# Linear transformation and indepence problem

• Jan 29th 2008, 10:40 PM
lllll
Linear transformation and indepence problem
I am having trouble with a problem and am in need of some help.
V & W are vector space, and T:V->W is linear.
T is 1 to 1 and S is a subset of V. Prove that S is linearly independent if and only if T(S) is linearly independent.

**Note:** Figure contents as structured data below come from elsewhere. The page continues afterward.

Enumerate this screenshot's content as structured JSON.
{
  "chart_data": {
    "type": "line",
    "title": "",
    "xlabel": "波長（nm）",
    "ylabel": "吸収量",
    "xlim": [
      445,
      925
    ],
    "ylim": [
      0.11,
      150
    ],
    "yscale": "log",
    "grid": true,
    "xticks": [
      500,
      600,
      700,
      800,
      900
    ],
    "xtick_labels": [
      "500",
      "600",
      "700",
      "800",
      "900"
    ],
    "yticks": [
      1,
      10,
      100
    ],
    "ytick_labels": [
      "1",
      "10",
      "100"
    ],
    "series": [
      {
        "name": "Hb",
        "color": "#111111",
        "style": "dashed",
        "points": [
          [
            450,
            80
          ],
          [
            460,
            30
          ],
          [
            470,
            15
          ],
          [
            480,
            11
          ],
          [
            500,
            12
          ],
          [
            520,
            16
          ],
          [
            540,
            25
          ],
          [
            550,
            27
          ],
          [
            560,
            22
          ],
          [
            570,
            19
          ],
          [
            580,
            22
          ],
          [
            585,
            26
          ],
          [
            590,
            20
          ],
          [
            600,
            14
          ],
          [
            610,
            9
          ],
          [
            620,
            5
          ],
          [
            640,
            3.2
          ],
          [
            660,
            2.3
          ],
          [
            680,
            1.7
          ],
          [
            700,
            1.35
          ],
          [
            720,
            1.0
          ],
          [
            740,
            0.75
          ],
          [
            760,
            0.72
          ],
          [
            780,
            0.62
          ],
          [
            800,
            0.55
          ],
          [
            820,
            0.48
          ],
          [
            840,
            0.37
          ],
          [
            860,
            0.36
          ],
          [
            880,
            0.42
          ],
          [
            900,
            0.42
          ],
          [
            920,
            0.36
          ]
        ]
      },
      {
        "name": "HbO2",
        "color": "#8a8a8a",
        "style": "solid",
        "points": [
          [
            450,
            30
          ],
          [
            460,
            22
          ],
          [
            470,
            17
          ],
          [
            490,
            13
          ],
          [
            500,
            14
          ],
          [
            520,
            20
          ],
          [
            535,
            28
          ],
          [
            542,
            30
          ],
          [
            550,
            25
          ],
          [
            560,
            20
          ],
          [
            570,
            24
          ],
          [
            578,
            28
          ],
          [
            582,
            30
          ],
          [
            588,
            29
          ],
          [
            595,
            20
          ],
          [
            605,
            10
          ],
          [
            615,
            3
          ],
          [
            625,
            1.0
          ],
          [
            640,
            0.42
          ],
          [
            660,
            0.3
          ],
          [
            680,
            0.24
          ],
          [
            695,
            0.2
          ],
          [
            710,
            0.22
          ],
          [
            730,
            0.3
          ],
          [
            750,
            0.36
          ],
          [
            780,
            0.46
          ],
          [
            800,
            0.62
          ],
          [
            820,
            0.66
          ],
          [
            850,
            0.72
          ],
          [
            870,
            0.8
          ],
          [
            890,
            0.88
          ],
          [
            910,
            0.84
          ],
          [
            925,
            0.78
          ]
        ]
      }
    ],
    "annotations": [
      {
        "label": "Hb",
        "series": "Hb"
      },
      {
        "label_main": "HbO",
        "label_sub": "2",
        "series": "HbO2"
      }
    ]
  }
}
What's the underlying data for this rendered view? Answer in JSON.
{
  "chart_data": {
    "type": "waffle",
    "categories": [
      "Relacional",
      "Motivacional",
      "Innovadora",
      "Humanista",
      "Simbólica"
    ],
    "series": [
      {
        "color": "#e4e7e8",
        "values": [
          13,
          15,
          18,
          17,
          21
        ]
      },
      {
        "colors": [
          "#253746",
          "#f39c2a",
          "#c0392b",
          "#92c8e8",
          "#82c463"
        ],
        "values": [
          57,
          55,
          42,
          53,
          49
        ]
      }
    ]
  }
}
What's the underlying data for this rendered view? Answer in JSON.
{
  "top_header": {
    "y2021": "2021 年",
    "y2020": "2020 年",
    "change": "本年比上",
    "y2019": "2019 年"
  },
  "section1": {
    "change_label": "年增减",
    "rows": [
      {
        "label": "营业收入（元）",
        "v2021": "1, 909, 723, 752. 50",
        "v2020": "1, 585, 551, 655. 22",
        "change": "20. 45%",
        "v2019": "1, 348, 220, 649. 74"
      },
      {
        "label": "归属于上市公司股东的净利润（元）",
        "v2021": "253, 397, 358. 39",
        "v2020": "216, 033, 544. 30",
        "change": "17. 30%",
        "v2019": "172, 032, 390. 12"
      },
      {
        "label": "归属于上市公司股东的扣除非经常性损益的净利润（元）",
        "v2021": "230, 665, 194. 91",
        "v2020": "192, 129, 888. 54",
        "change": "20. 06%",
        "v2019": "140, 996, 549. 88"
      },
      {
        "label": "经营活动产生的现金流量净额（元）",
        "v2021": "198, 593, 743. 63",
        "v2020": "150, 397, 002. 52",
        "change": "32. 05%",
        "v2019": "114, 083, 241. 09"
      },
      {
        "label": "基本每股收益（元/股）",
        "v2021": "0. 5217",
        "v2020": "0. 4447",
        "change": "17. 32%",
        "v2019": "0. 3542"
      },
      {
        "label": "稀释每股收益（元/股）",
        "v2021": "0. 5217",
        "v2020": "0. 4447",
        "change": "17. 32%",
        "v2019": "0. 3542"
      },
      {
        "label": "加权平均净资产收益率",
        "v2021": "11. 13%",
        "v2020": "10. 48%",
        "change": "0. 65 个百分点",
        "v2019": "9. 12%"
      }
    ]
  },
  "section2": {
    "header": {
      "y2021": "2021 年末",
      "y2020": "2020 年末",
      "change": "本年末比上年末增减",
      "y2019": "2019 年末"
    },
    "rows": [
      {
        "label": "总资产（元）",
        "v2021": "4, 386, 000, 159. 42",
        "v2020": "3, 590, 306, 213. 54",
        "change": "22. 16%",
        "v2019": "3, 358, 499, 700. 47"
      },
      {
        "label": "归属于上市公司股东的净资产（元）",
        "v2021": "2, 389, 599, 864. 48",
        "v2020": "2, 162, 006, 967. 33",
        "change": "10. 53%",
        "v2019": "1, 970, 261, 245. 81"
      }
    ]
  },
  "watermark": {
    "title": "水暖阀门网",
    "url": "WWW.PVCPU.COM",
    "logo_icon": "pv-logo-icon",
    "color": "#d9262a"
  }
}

I have started the problem but am really uncertain of my approach. So far I have
S=(a1,a2,...,an)
V=(a1,a2,...,an,an+1,...,an+k)

Sum [biT(ai)] = 0 where i=1,2,...n
T[Sum bi(ai)] = 0

therefore there should exist some c such that

Sum [bi(ai)] = Sum ci(ai)

Is what I have done even correct?
• Jan 30th 2008, 06:48 AM
ThePerfectHacker
Quote:

Originally Posted by lllll
I am having trouble with a problem and am in need of some help.
V & W are vector space, and T:V->W is linear.
T is 1 to 1 and S is a subset of V. Prove that S is linearly independent if and only if T(S) is linearly independent.

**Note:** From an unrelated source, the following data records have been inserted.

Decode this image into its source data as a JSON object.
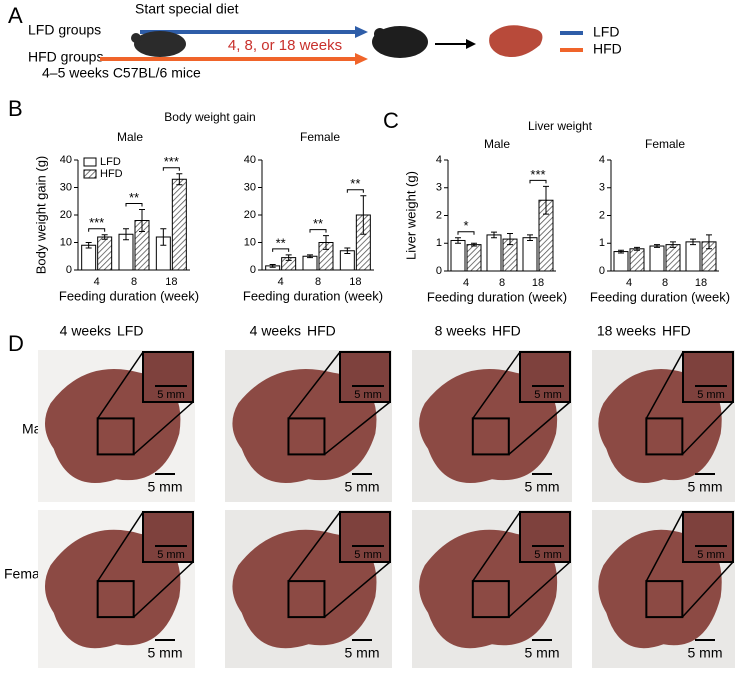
{
  "panel_labels": [
    "A",
    "B",
    "C",
    "D"
  ],
  "panel_a": {
    "start": "Start special diet",
    "groups": [
      "LFD groups",
      "HFD groups"
    ],
    "duration": "4, 8, or 18 weeks",
    "mice": "4–5 weeks C57BL/6 mice",
    "legend": [
      {
        "name": "LFD",
        "color": "#2e5da8"
      },
      {
        "name": "HFD",
        "color": "#f0642a"
      }
    ]
  },
  "group_titles": [
    "Body weight gain",
    "Liver weight"
  ],
  "chart_data": [
    {
      "type": "bar",
      "title": "Male",
      "y_label": "Body weight gain (g)",
      "x_label": "Feeding duration (week)",
      "categories": [
        "4",
        "8",
        "18"
      ],
      "series": [
        {
          "name": "LFD",
          "hatched": false,
          "values": [
            9,
            13,
            12
          ],
          "errors": [
            1,
            2,
            3
          ]
        },
        {
          "name": "HFD",
          "hatched": true,
          "values": [
            12,
            18,
            33
          ],
          "errors": [
            0.8,
            4,
            2
          ]
        }
      ],
      "significance": [
        "***",
        "**",
        "***"
      ],
      "ylim": [
        0,
        40
      ],
      "yticks": [
        0,
        10,
        20,
        30,
        40
      ],
      "legend": true
    },
    {
      "type": "bar",
      "title": "Female",
      "x_label": "Feeding duration (week)",
      "categories": [
        "4",
        "8",
        "18"
      ],
      "series": [
        {
          "hatched": false,
          "values": [
            1.5,
            5,
            7
          ],
          "errors": [
            0.5,
            0.5,
            1
          ]
        },
        {
          "hatched": true,
          "values": [
            4.5,
            10,
            20
          ],
          "errors": [
            1,
            2.5,
            7
          ]
        }
      ],
      "significance": [
        "**",
        "**",
        "**"
      ],
      "ylim": [
        0,
        40
      ],
      "yticks": [
        0,
        10,
        20,
        30,
        40
      ]
    },
    {
      "type": "bar",
      "title": "Male",
      "y_label": "Liver weight (g)",
      "x_label": "Feeding duration (week)",
      "categories": [
        "4",
        "8",
        "18"
      ],
      "series": [
        {
          "hatched": false,
          "values": [
            1.1,
            1.3,
            1.2
          ],
          "errors": [
            0.1,
            0.1,
            0.1
          ]
        },
        {
          "hatched": true,
          "values": [
            0.95,
            1.15,
            2.55
          ],
          "errors": [
            0.05,
            0.2,
            0.5
          ]
        }
      ],
      "significance": [
        "*",
        null,
        "***"
      ],
      "ylim": [
        0,
        4
      ],
      "yticks": [
        0,
        1,
        2,
        3,
        4
      ]
    },
    {
      "type": "bar",
      "title": "Female",
      "x_label": "Feeding duration (week)",
      "categories": [
        "4",
        "8",
        "18"
      ],
      "series": [
        {
          "hatched": false,
          "values": [
            0.7,
            0.9,
            1.05
          ],
          "errors": [
            0.05,
            0.05,
            0.1
          ]
        },
        {
          "hatched": true,
          "values": [
            0.8,
            0.95,
            1.05
          ],
          "errors": [
            0.05,
            0.1,
            0.25
          ]
        }
      ],
      "significance": [
        null,
        null,
        null
      ],
      "ylim": [
        0,
        4
      ],
      "yticks": [
        0,
        1,
        2,
        3,
        4
      ]
    }
  ],
  "panel_d": {
    "columns": [
      {
        "weeks": "4 weeks",
        "diet": "LFD"
      },
      {
        "weeks": "4 weeks",
        "diet": "HFD"
      },
      {
        "weeks": "8 weeks",
        "diet": "HFD"
      },
      {
        "weeks": "18 weeks",
        "diet": "HFD"
      }
    ],
    "rows": [
      "Male",
      "Female"
    ],
    "scale": "5 mm"
  }
}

Let $S = \{ a_1, ... a_n\}$ and suppose this set is linearly independent. Then $T(S) = \{T(a_1),...,T(a_n)\}$. Suppose there exists $c_1,...,c_n$ (in the field) such that $c_1T(a_1) + ... + c_nT(a_n) = 0$ thus $T(c_1a_1+...+c_na_n) = 0$. But since $T$ is one-to-one its kernel is the zero-vector thus $c_1a_1+...+c_na_n \implies c_1 = c_2 = ... = c_n$. Thus, $\{T(a_1),...,T(a_n) \}$ are linearly independent.
• Jan 30th 2008, 08:13 PM
lllll
Would it be a similar prove if S was a basis instead of a subset?